Abwehrverhalten: Kein Tor kassieren ist nicht alles
Wie oft hört man „Hau den Ball weg!“ oder ähnliche Rufe verzweifelter Trainer. Wie oft loben oder applaudieren, Zuschauer oder Mitspieler, wenn ein verteidigender Spieler eben dies mehr oder minder erfolgreich gemacht hat ? Wie oft ertappen wir Trainer uns dabei das selber zu denken, rufen oder loben ?
Auf alle diese Fragen gibt es eine relativ einfache und eindeutige Antwort: Zu oft.
Ich verfolge mit meinen Mannschaften das Ziel, den Ball nicht nur aus der Gefahrenzone bugsieren zulassen, sondern ihn für eigene Offensivaktionen zu gewinnen. Wir wollen nicht einfach nur Torschüsse verhindern, sondern sofort damit beginnen können, selber welche zu erspielen.

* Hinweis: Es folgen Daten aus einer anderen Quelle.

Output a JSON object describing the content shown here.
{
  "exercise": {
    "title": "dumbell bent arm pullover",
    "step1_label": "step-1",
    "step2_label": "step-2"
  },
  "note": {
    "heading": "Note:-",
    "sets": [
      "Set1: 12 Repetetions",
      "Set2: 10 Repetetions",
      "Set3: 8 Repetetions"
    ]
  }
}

Unstrittig ist, dass der Ball in Bedrägnis in torgefährlicher Position – wobei die Definition hierbei von rote Zone, über Strafraum bis hin zu aussichtsreicher Entfernung bei jedem Trainer woanders liegt – erstmal vom Tor fern gehalten werden muss. Das darf in so einer Situation gerne mal auf Kosten eines Einwurfs, Eckballs oder unktontrollierten (langen) Balles sein.
Aber – und das sollten wir unseren Spielern von Klein auf vermitteln – grundsätzlich und so oft wie möglich wollen wir den Ball vom Gegner erobern. Der Vorteil ist offensichtlich, denn wenn wir den Ball haben, sind wir in der Lage ein Tor zu machen. Bei beiden Varianten wird im Optimalfall ein Gegentor verhindert, beim letzteren ist das Problem aber nicht nur kurzfristig aufgeschoben, weil mit Eckball, Einwurf oder nächster Angriffswelle die gleiche Situation sofort wieder droht, sondern wir haben selber in der Hand das Spiel zu machen oder gar zu bestimmen.

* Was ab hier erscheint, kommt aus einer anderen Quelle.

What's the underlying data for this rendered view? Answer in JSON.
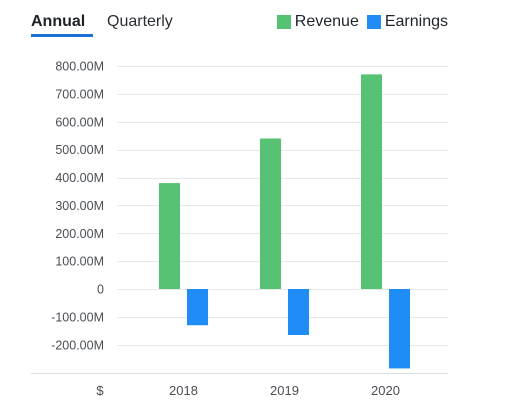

Als Mittel zur Balleroberung gibt es neben dem klar zu bevorzugenden – aber nur selten leichten – Ablaufen, noch das Doppeln (gehört klar in die D- und C-Jugend-Trainingsinhalte), das Blocken (sehr zufällige und eher geringe Balleroberungsquote) und das Tackling. Alle Varianten sind probat, wobei es immer hilft, wenn man nicht wie bei einem Tackling nach einem erfolglosen Versuch „aus dem Spiel ist“.
Um die Spieler dazu zu bringen die Bälle zu erobern und nicht nur zu „klären“, müssen wir Trainer dies im Training und Spiel immer wieder einfordern. Im Training sollte man es zudem bei Übungen immer mal wieder zur Pflicht (für einen Punktgewinn) machen oder zumindest mit Bonuspunkten bedenken.
Egal in welcher Spiel- oder Altersklasse sollte die Balleroberung so dringend wie möglich als Ziel für defensive Aktionen ausgerufen werden. Selbst schwächere Spieler sollten das Erlernen und versuchen. Nicht selten fällt ihnen das sogar leichter.